Rodzinę Florii zamordowali Niemcy. Matka mówi, że wydaje na nich wyrok śmierci bo mieszkańcy wsi wspierających partyzantów byli mordowani przez SS, a wsie takie palone. Poczytaj sobie coś o Oskarze Dirlewangerze i jego jednostce SS do zwalczania partyzantów. Dirlewanger i jego ludzie wsławili się później tłumieniem Powstania Warszawskiego.
Ta dziewczyna to nie Głasza, ale dziewczyna ze spalonej wsi, którą Niemcy wrzucają na ciężarówkę podczas odjazdu.
Informacja o spalonych wsiach jest prawdziwa. Teraz mało uwagi przykłada się do nauczania historii XX wieku, a temat niemieckich zbrodni rzadko pojawia się w mediach. Jednak warto wiedzieć, że Niemcy podczas II wojny światowej dopuścili masowych zbrodni i ludobójstwa i to nie tylko na Żydach.

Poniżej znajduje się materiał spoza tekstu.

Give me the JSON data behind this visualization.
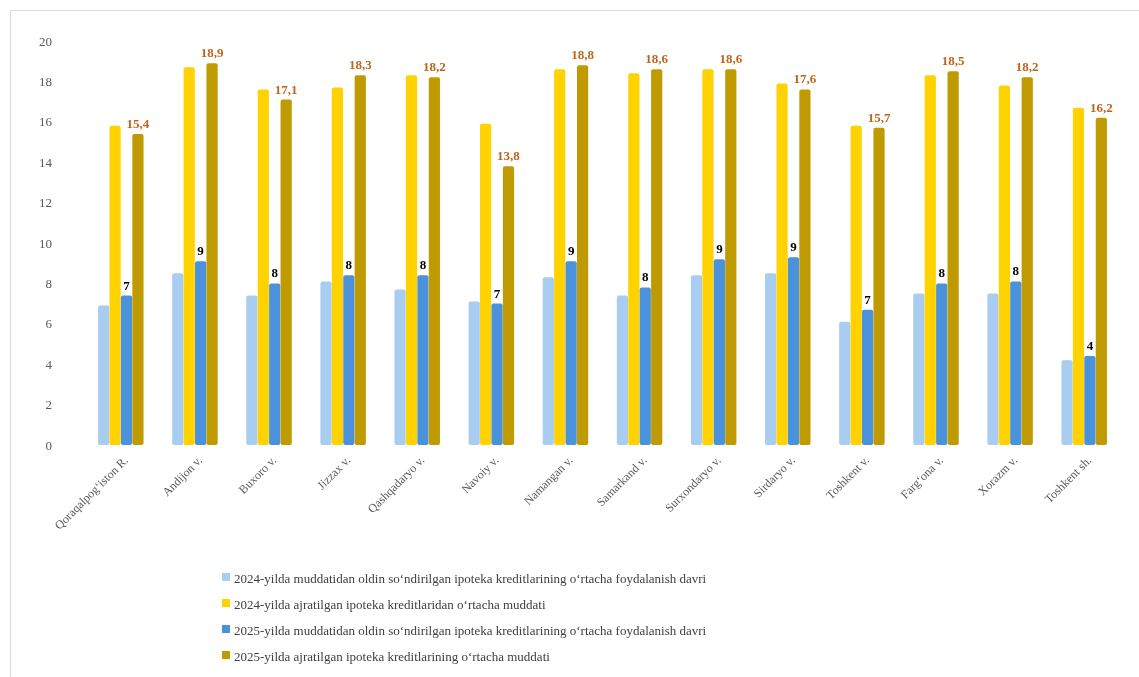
{
  "chart_data": {
    "type": "bar",
    "categories": [
      "Qoraqalpog‘iston R.",
      "Andijon v.",
      "Buxoro v.",
      "Jizzax v.",
      "Qashqadaryo v.",
      "Navoiy v.",
      "Namangan v.",
      "Samarkand v.",
      "Surxondaryo v.",
      "Sirdaryo v.",
      "Toshkent v.",
      "Farg‘ona v.",
      "Xorazm v.",
      "Toshkent sh."
    ],
    "series": [
      {
        "name": "2024-yilda muddatidan oldin so‘ndirilgan ipoteka kreditlarining o‘rtacha foydalanish davri",
        "color": "#a9cdf0",
        "values": [
          6.9,
          8.5,
          7.4,
          8.1,
          7.7,
          7.1,
          8.3,
          7.4,
          8.4,
          8.5,
          6.1,
          7.5,
          7.5,
          4.2
        ]
      },
      {
        "name": "2024-yilda ajratilgan ipoteka kreditlaridan o‘rtacha muddati",
        "color": "#ffd200",
        "values": [
          15.8,
          18.7,
          17.6,
          17.7,
          18.3,
          15.9,
          18.6,
          18.4,
          18.6,
          17.9,
          15.8,
          18.3,
          17.8,
          16.7
        ]
      },
      {
        "name": "2025-yilda muddatidan oldin so‘ndirilgan ipoteka kreditlarining o‘rtacha foydalanish davri",
        "color": "#4a93dc",
        "values": [
          7.4,
          9.1,
          8.0,
          8.4,
          8.4,
          7.0,
          9.1,
          7.8,
          9.2,
          9.3,
          6.7,
          8.0,
          8.1,
          4.4
        ],
        "value_labels": [
          "7",
          "9",
          "8",
          "8",
          "8",
          "7",
          "9",
          "8",
          "9",
          "9",
          "7",
          "8",
          "8",
          "4"
        ]
      },
      {
        "name": "2025-yilda ajratilgan ipoteka kreditlarining o‘rtacha muddati",
        "color": "#bf9a00",
        "values": [
          15.4,
          18.9,
          17.1,
          18.3,
          18.2,
          13.8,
          18.8,
          18.6,
          18.6,
          17.6,
          15.7,
          18.5,
          18.2,
          16.2
        ],
        "value_labels": [
          "15,4",
          "18,9",
          "17,1",
          "18,3",
          "18,2",
          "13,8",
          "18,8",
          "18,6",
          "18,6",
          "17,6",
          "15,7",
          "18,5",
          "18,2",
          "16,2"
        ]
      }
    ],
    "ylim": [
      0,
      20
    ],
    "yticks": [
      0,
      2,
      4,
      6,
      8,
      10,
      12,
      14,
      16,
      18,
      20
    ],
    "grid": false,
    "legend": "bottom"
  }
}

Mieszkańców wsi zabijają Niemcy nie partyzanci. Partyzanci przyszli po Florye w niemieckich mundurach po to aby nie czepili się ich szpicle i konfidenci, zresztą widać potem takiego co chlebem i solą wita "Niemców". Po prostu miało to wyglądać jak normalna łapanka- przyjechali, wzięli chłopaka z domu i wywieźli do obozu lub do pracy przymusowej.